Puis on entend l'entraînant hymne fasciste :

« Giovinezza, primavera di bellazza... », « Jeunesse, printemps de beauté... »

Mussolini s'exclame, à l'écoute de l'émission :

« Les Italiens aiment se montrer en toutes circonstances ou féroces ou bouffons. »

En fait, après cette exécution, féroce et bouffonne, avec ce peloton qui ne sait même pas à quinze mètres tuer d'une décharge cinq malheureux, le régime et le Duce tentent de se sauver et de se disculper.

Le 12 janvier, sous le grand titre : « Condamnation à mort de dix-huit membres du Grand Conseil », la Stampa proclame :

« Le couperet est tombé. Vingt ans d'indulgence récompensés par l'ingratitude et la trahison, c'est trop. Le pardon est un luxe. Les condamnés de Vérone paient la destruction néfaste de l'édifice national difficilement construit avec l'argent et le sang du peuple. Ils paient la division de la patrie, la guerre installée au cœur de l'Italie. »

En bref, sur les têtes des condamnés de Vérone retombent toutes les fautes du fascisme, et Mussolini veut payer avec leur sang ses propres erreurs et celles du régime tout entier.

Mais il veut aussi se donner bonne conscience. Il interroge don Chiot, murmure au prêtre, après avoir évoqué Ciano : « Priez pour lui et pour moi. »

Il assure au défenseur, à la mère de Ciano et à Edda qu'il n'a pas été au courant de la demande de grâce des condamnés.

« Ce sont ceux-là mêmes qui ont voulu le procès qui ont refusé de me transmettre la demande, de peur que je n'accorde la grâce », dit-il.

Pourtant, la mort des inculpés est pour lui et pour le fascisme une tentative désespérée pour s'innocenter et menacer tout à la fois. Le 12 janvier, on peut encore lire dans la Stampa : « Salus Reipublicæ suprema lex », « Le salut de la République est la loi suprême ».

« La sentence de Vérone est la preuve que la République va jusqu'au bout.
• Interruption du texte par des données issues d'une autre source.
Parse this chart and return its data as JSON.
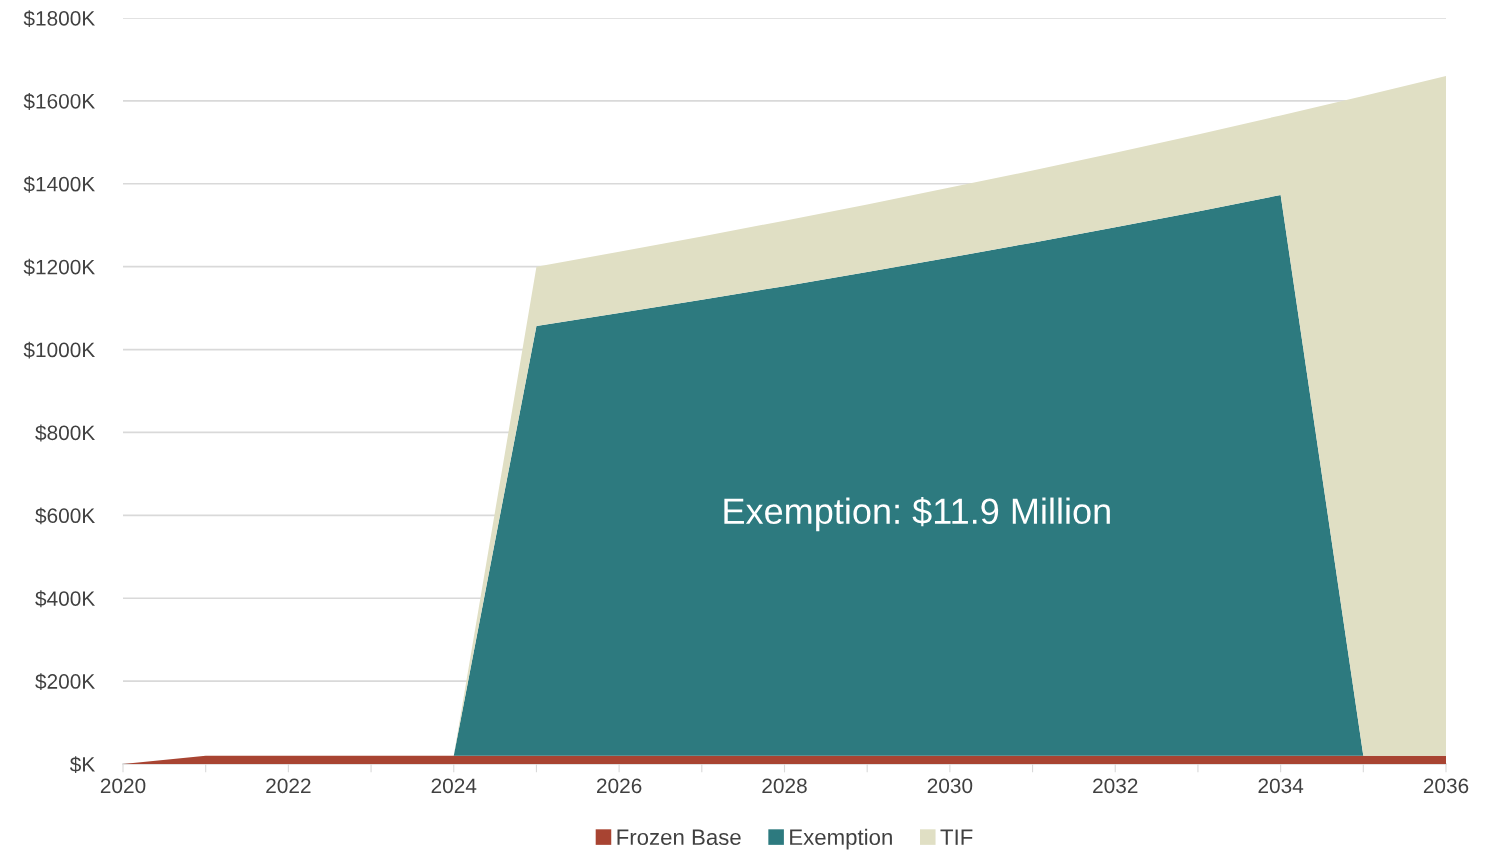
{
  "chart_data": {
    "type": "area",
    "stacked": true,
    "x": [
      2020,
      2021,
      2022,
      2023,
      2024,
      2025,
      2026,
      2027,
      2028,
      2029,
      2030,
      2031,
      2032,
      2033,
      2034,
      2035,
      2036
    ],
    "series": [
      {
        "name": "Frozen Base",
        "color": "#a84432",
        "values": [
          0,
          20,
          20,
          20,
          20,
          20,
          20,
          20,
          20,
          20,
          20,
          20,
          20,
          20,
          20,
          20,
          20
        ]
      },
      {
        "name": "Exemption",
        "color": "#2d7a7f",
        "values": [
          0,
          0,
          0,
          0,
          0,
          1037,
          1068,
          1100,
          1133,
          1167,
          1202,
          1238,
          1275,
          1313,
          1353,
          0,
          0
        ]
      },
      {
        "name": "TIF",
        "color": "#e0dfc4",
        "values": [
          0,
          0,
          0,
          0,
          0,
          143,
          148,
          153,
          158,
          163,
          169,
          174,
          180,
          186,
          192,
          1592,
          1640
        ]
      }
    ],
    "xlim": [
      2020,
      2036
    ],
    "xticks": [
      2020,
      {
        "value": 2021,
        "label": null
      },
      2022,
      {
        "value": 2023,
        "label": null
      },
      2024,
      {
        "value": 2025,
        "label": null
      },
      2026,
      {
        "value": 2027,
        "label": null
      },
      2028,
      {
        "value": 2029,
        "label": null
      },
      2030,
      {
        "value": 2031,
        "label": null
      },
      2032,
      {
        "value": 2033,
        "label": null
      },
      2034,
      {
        "value": 2035,
        "label": null
      },
      2036
    ],
    "ylim": [
      0,
      1800
    ],
    "yticks": [
      {
        "value": 0,
        "label": "$K"
      },
      {
        "value": 200,
        "label": "$200K"
      },
      {
        "value": 400,
        "label": "$400K"
      },
      {
        "value": 600,
        "label": "$600K"
      },
      {
        "value": 800,
        "label": "$800K"
      },
      {
        "value": 1000,
        "label": "$1000K"
      },
      {
        "value": 1200,
        "label": "$1200K"
      },
      {
        "value": 1400,
        "label": "$1400K"
      },
      {
        "value": 1600,
        "label": "$1600K"
      },
      {
        "value": 1800,
        "label": "$1800K"
      }
    ],
    "grid": "y",
    "legend": "bottom",
    "annotations": [
      "Exemption: $11.9 Million"
    ]
  }
}
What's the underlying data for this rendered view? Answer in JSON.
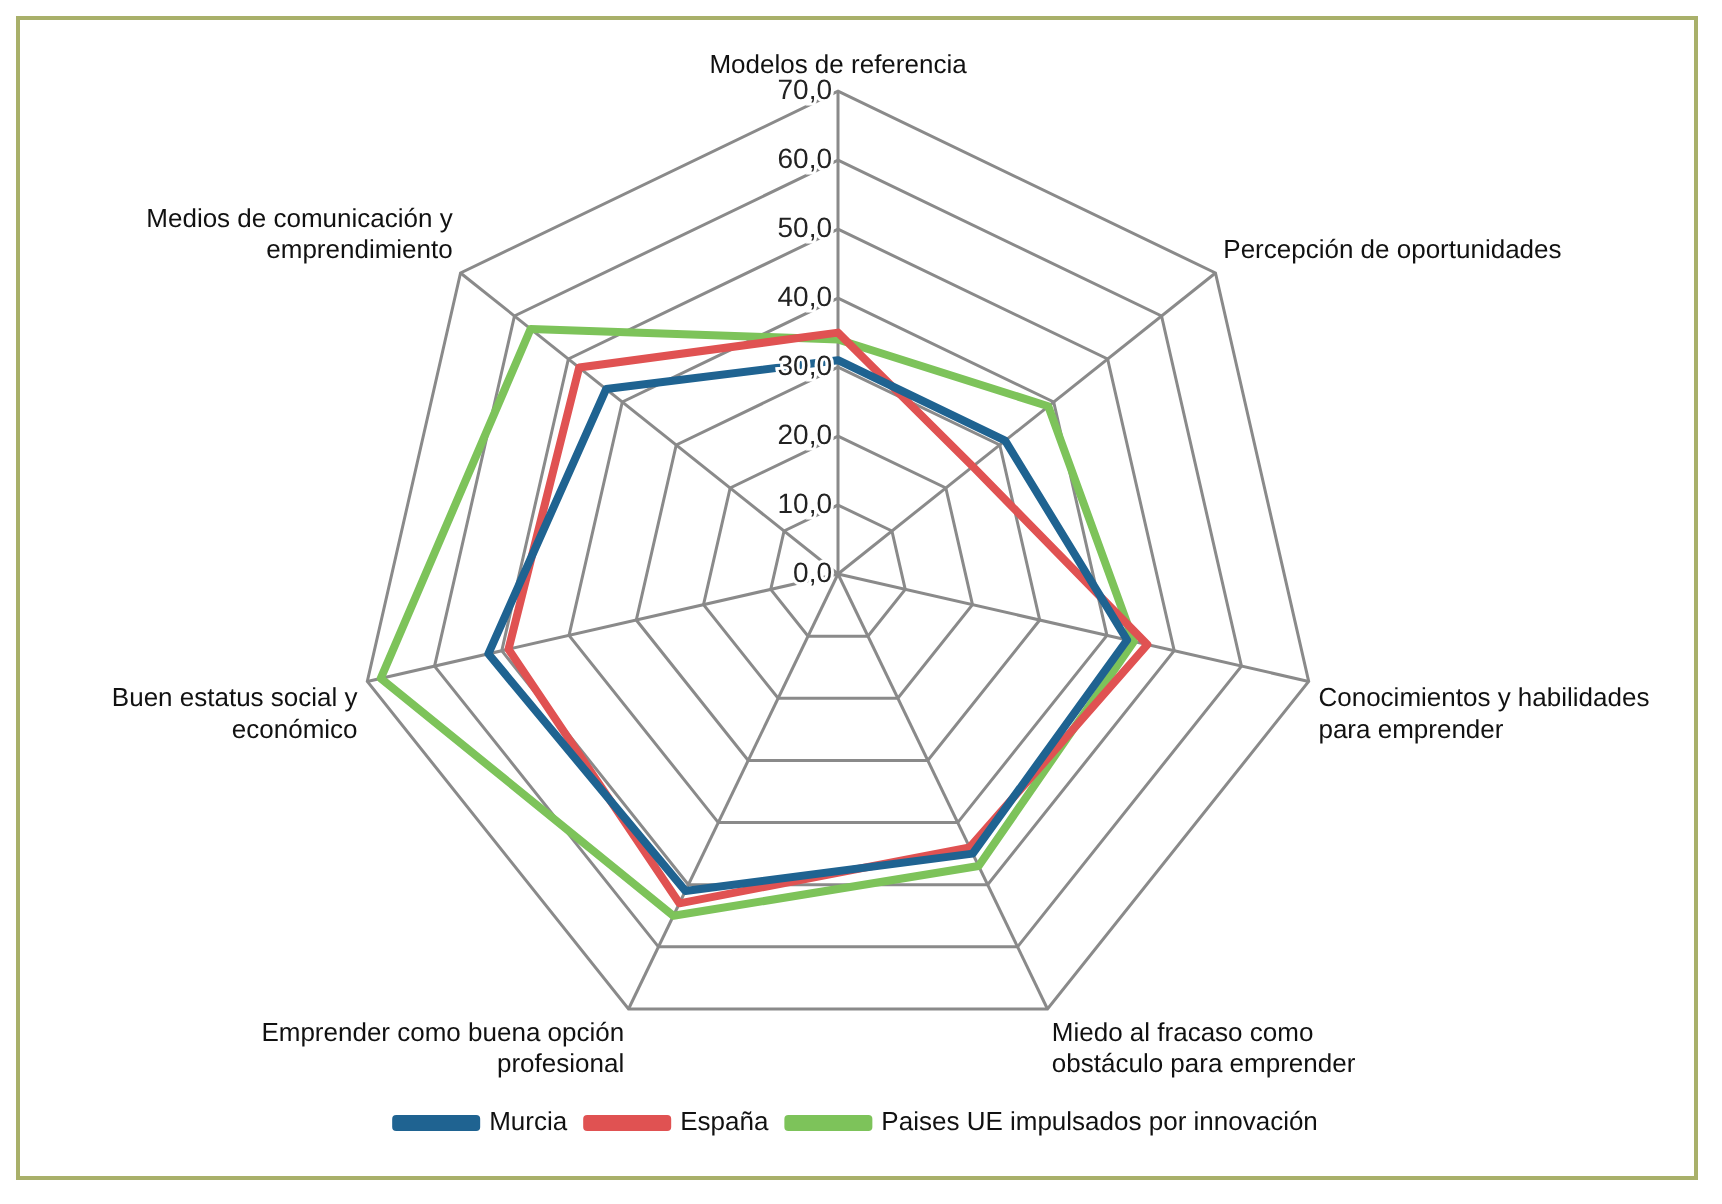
{
  "chart_data": {
    "type": "radar",
    "categories": [
      "Modelos de referencia",
      "Percepción de oportunidades",
      "Conocimientos y habilidades para emprender",
      "Miedo al fracaso como obstáculo para emprender",
      "Emprender como buena opción profesional",
      "Buen estatus social y económico",
      "Medios de comunicación y emprendimiento"
    ],
    "series": [
      {
        "name": "Murcia",
        "color": "#1f6391",
        "values": [
          31,
          31,
          43,
          45,
          51,
          52,
          43
        ]
      },
      {
        "name": "España",
        "color": "#e05252",
        "values": [
          35,
          25,
          46,
          44,
          53,
          49,
          48
        ]
      },
      {
        "name": "Paises UE impulsados por innovación",
        "color": "#7dc35a",
        "values": [
          34,
          39,
          44,
          47,
          55,
          68,
          57
        ]
      }
    ],
    "ylim": [
      0,
      70
    ],
    "yticks": [
      {
        "value": 0,
        "label": "0,0"
      },
      {
        "value": 10,
        "label": "10,0"
      },
      {
        "value": 20,
        "label": "20,0"
      },
      {
        "value": 30,
        "label": "30,0"
      },
      {
        "value": 40,
        "label": "40,0"
      },
      {
        "value": 50,
        "label": "50,0"
      },
      {
        "value": 60,
        "label": "60,0"
      },
      {
        "value": 70,
        "label": "70,0"
      }
    ],
    "grid": true,
    "legend": "bottom",
    "marker": "none",
    "line_style": "solid"
  }
}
Que l'avertissement soit entendu par ceux qui en ont besoin et qu'il invite le pays tout entier à retrouver au plus tôt l'exacte conscience de ses propres devoirs et celle des droits supérieurs de la Patrie. »

L'avertissement est clair comme un ordre : que le citoyen se plie s'il ne veut pas subir le sort de Ciano.

Car si Ciano a été fusillé, tout est désormais possible.

L'exécution de Vérone est bien un alibi et une justification nécessaires.

4.

Dix jours après les exécutions de Vérone, le 22 janvier 1944 dans la matinée, de longues colonnes de camions allemands chargés de parachutistes casqués traversent Rome à toute allure, précédées de motocyclistes, leur mitraillette en bandoulière.

Ils foncent vers la mer, vers Anzio, à soixante kilomètres de Rome où, bénéficiant de la surprise la plus complète, les Anglo-Américains ont débarqué à 2 heures du matin.

L'opération Shingle a réussi.

Quand, quelques heures plus tard, la nouvelle est connue, il semble aux Italiens et aux Romains d'abord que leur libération soit proche.

Déjà une animation inquiète gagne le Palazzo Wedekind, le quartier général du Parti fasciste protégé par des mitrailleuses en batterie et des autos blindées ; certains des chefs fascistes quittent la capitale pour l'Italie du Nord.

Au quartier général de Kesselring, les officiers d'état-major reçoivent même l'ordre de préparer leur départ dans les quatre heures.

Mais bien vite l'espoir ou la peur retombent.

Sur les routes autour de Rome et dans les gares, on voit passer, dès la nuit tombante, les lourds convois militaires qui ramènent de France, des Balkans ou du nord de l'Italie cinq divisions d'infanterie allemande.